[Intel-gfx] [PATCH 1/3] drm/i915/guc: Limit scheduling properties to avoid overflow
Tvrtko Ursulin
tvrtko.ursulin at linux.intel.com
Tue Feb 22 10:39:43 UTC 2022
On 22/02/2022 09:52, Tvrtko Ursulin wrote:
>
> On 18/02/2022 21:33, John.C.Harrison at Intel.com wrote:
>> From: John Harrison <John.C.Harrison at Intel.com>
>>
>> GuC converts the pre-emption timeout and timeslice quantum values into
>> clock ticks internally. That significantly reduces the point of 32bit
>> overflow. On current platforms, worst case scenario is approximately
>
> Where does 32-bit come from, the GuC side? We already use 64-bits so
> that something to fix to start with. Yep...
>
> ./gt/uc/intel_guc_fwif.h: u32 execution_quantum;
>
> ./gt/uc/intel_guc_submission.c: desc->execution_quantum =
> engine->props.timeslice_duration_ms * 1000;
>
> ./gt/intel_engine_types.h: unsigned long
> timeslice_duration_ms;
>
> timeslice_store/preempt_timeout_store:
> err = kstrtoull(buf, 0, &duration);
>
> So both kconfig and sysfs can already overflow GuC, not only because of
> tick conversion internally but because at backend level nothing was done
> for assigning 64-bit into 32-bit. Or I failed to find where it is handled.
>
>> 110 seconds. Rather than allowing the user to set higher values and
>> then get confused by early timeouts, add limits when setting these
>> values.
>
> Btw who is reviewing GuC patches these days - things have somehow gotten
> pretty quiet in activity and I don't think that's due absence of stuff
> to improve or fix? Asking since I think I noticed a few already which
> you posted and then crickets on the mailing list.
>
>> Signed-off-by: John Harrison <John.C.Harrison at Intel.com>
>> ---
>> drivers/gpu/drm/i915/gt/intel_engine_cs.c | 15 +++++++++++++++
>> drivers/gpu/drm/i915/gt/sysfs_engines.c | 14 ++++++++++++++
>> drivers/gpu/drm/i915/gt/uc/intel_guc_fwif.h | 9 +++++++++
>> 3 files changed, 38 insertions(+)
>>
>> diff --git a/drivers/gpu/drm/i915/gt/intel_engine_cs.c
>> b/drivers/gpu/drm/i915/gt/intel_engine_cs.c
>> index e53008b4dd05..2a1e9f36e6f5 100644
>> --- a/drivers/gpu/drm/i915/gt/intel_engine_cs.c
>> +++ b/drivers/gpu/drm/i915/gt/intel_engine_cs.c
>> @@ -389,6 +389,21 @@ static int intel_engine_setup(struct intel_gt
>> *gt, enum intel_engine_id id,
>> if (GRAPHICS_VER(i915) == 12 && engine->class == RENDER_CLASS)

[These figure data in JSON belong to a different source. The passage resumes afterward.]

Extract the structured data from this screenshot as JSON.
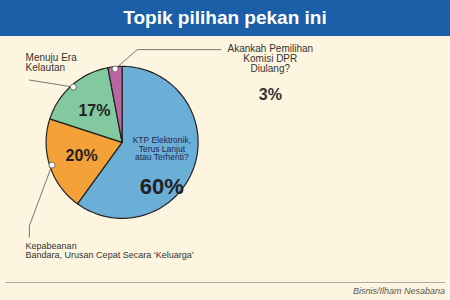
{
  "chart_data": {
    "type": "pie",
    "title": "Topik pilihan pekan ini",
    "categories": [
      "KTP Elektronik,\nTerus Lanjut\natau Terhenti?",
      "Kepabeanan\nBandara, Urusan Cepat Secara ‘Keluarga’",
      "Menuju Era\nKelautan",
      "Akankah Pemilihan\nKomisi DPR\nDiulang?"
    ],
    "values": [
      60,
      20,
      17,
      3
    ],
    "value_labels": [
      "60%",
      "20%",
      "17%",
      "3%"
    ],
    "colors": [
      "#6baed6",
      "#f4a13a",
      "#82c9a0",
      "#b866a0"
    ],
    "data_labels": true,
    "annotations": [
      "Bisnis/Ilham Nesabana"
    ]
  }
}
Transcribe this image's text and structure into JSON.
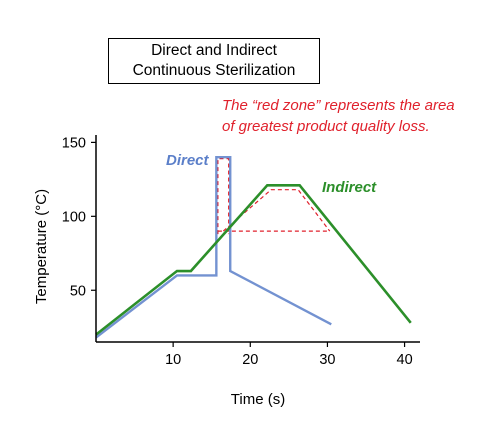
{
  "chart_data": {
    "type": "line",
    "title_lines": [
      "Direct and Indirect",
      "Continuous Sterilization"
    ],
    "annotation_lines": [
      "The “red zone” represents the area",
      "of greatest product quality loss."
    ],
    "xlabel": "Time (s)",
    "ylabel": "Temperature (°C)",
    "xlim": [
      0,
      42
    ],
    "ylim": [
      15,
      155
    ],
    "xticks": [
      "10",
      "20",
      "30",
      "40"
    ],
    "yticks": [
      "50",
      "100",
      "150"
    ],
    "grid": false,
    "series": [
      {
        "name": "Direct",
        "color": "#5b7fc9",
        "x": [
          0,
          10.5,
          15.6,
          15.6,
          17.4,
          17.4,
          30.5
        ],
        "y": [
          18,
          60,
          60,
          140,
          140,
          63,
          27
        ]
      },
      {
        "name": "Indirect",
        "color": "#2c8f2a",
        "x": [
          0,
          10.5,
          12.3,
          22.2,
          26.4,
          40.8
        ],
        "y": [
          20,
          63,
          63,
          121,
          121,
          28
        ]
      }
    ],
    "red_zone": {
      "color": "#e0212c",
      "direct_outline": {
        "x": [
          15.8,
          15.8,
          17.2,
          17.2
        ],
        "y": [
          88,
          139,
          139,
          88
        ]
      },
      "indirect_outline": {
        "x": [
          16.5,
          22.7,
          26.2,
          30.3
        ],
        "y": [
          90,
          118,
          118,
          90
        ]
      },
      "baseline_y": 90,
      "baseline_x": [
        15.8,
        30.3
      ]
    }
  }
}
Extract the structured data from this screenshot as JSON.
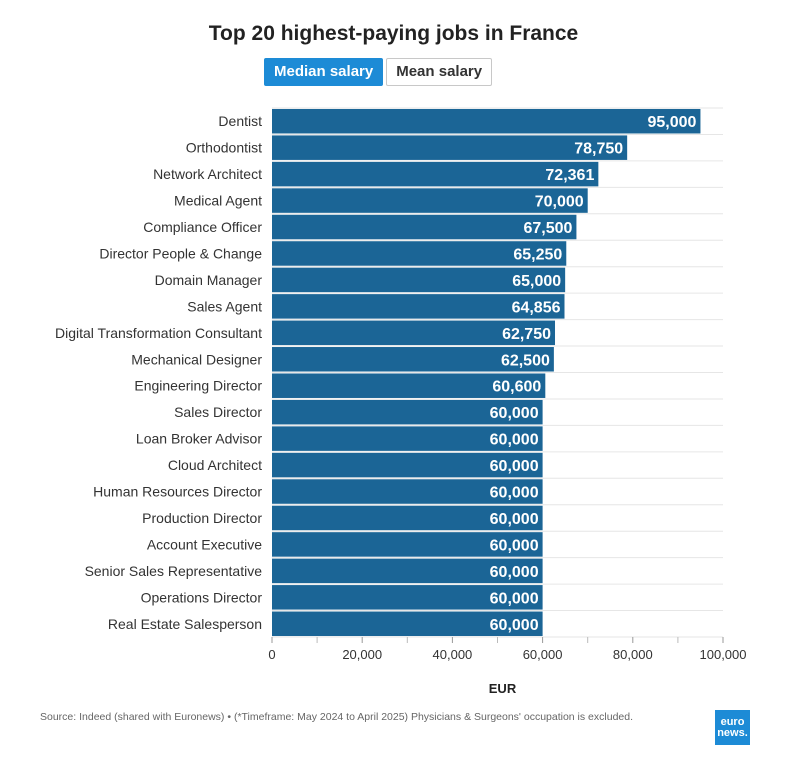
{
  "title": "Top 20 highest-paying jobs in France",
  "tabs": [
    {
      "label": "Median salary",
      "active": true
    },
    {
      "label": "Mean salary",
      "active": false
    }
  ],
  "footer": "Source: Indeed (shared with Euronews) • (*Timeframe: May 2024 to April 2025) Physicians & Surgeons' occupation is excluded.",
  "logo": {
    "line1": "euro",
    "line2": "news."
  },
  "colors": {
    "bar": "#1b6596",
    "accent": "#1d8bd6"
  },
  "chart_data": {
    "type": "bar",
    "orientation": "horizontal",
    "categories": [
      "Dentist",
      "Orthodontist",
      "Network Architect",
      "Medical Agent",
      "Compliance Officer",
      "Director People & Change",
      "Domain Manager",
      "Sales Agent",
      "Digital Transformation Consultant",
      "Mechanical Designer",
      "Engineering Director",
      "Sales Director",
      "Loan Broker Advisor",
      "Cloud Architect",
      "Human Resources Director",
      "Production Director",
      "Account Executive",
      "Senior Sales Representative",
      "Operations Director",
      "Real Estate Salesperson"
    ],
    "values": [
      95000,
      78750,
      72361,
      70000,
      67500,
      65250,
      65000,
      64856,
      62750,
      62500,
      60600,
      60000,
      60000,
      60000,
      60000,
      60000,
      60000,
      60000,
      60000,
      60000
    ],
    "value_labels": [
      "95,000",
      "78,750",
      "72,361",
      "70,000",
      "67,500",
      "65,250",
      "65,000",
      "64,856",
      "62,750",
      "62,500",
      "60,600",
      "60,000",
      "60,000",
      "60,000",
      "60,000",
      "60,000",
      "60,000",
      "60,000",
      "60,000",
      "60,000"
    ],
    "xlabel": "EUR",
    "xlim": [
      0,
      100000
    ],
    "xticks": [
      0,
      20000,
      40000,
      60000,
      80000,
      100000
    ],
    "xtick_labels": [
      "0",
      "20,000",
      "40,000",
      "60,000",
      "80,000",
      "100,000"
    ],
    "grid": true
  }
}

>> engine->props.preempt_timeout_ms = 0;
>> + /* Cap timeouts to prevent overflow inside GuC */
>> + if (intel_guc_submission_is_wanted(>->uc.guc)) {
>> + if (engine->props.timeslice_duration_ms >
>> GUC_POLICY_MAX_EXEC_QUANTUM_MS) {
>
> Hm "wanted".. There's been too much back and forth on the GuC load
> options over the years to keep track.. intel_engine_uses_guc work sounds
> like would work and read nicer.
>
> And limit to class instead of applying to all engines looks like a miss.
Sorry limit to class does not apply here, I confused this with the last
patch.
Regards,
Tvrtko
>
>> + drm_info(&engine->i915->drm, "Warning, clamping timeslice
>> duration to %d to prevent possibly overflow\n",
>> + GUC_POLICY_MAX_EXEC_QUANTUM_MS);
>> + engine->props.timeslice_duration_ms =
>> GUC_POLICY_MAX_EXEC_QUANTUM_MS;
>
> I am not sure logging such message during driver load is useful. Sounds
> more like a confused driver which starts with one value and then
> overrides itself. I'd just silently set the value appropriate for the
> active backend. Preemption timeout kconfig text already documents the
> fact timeouts can get overriden at runtime depending on platform+engine.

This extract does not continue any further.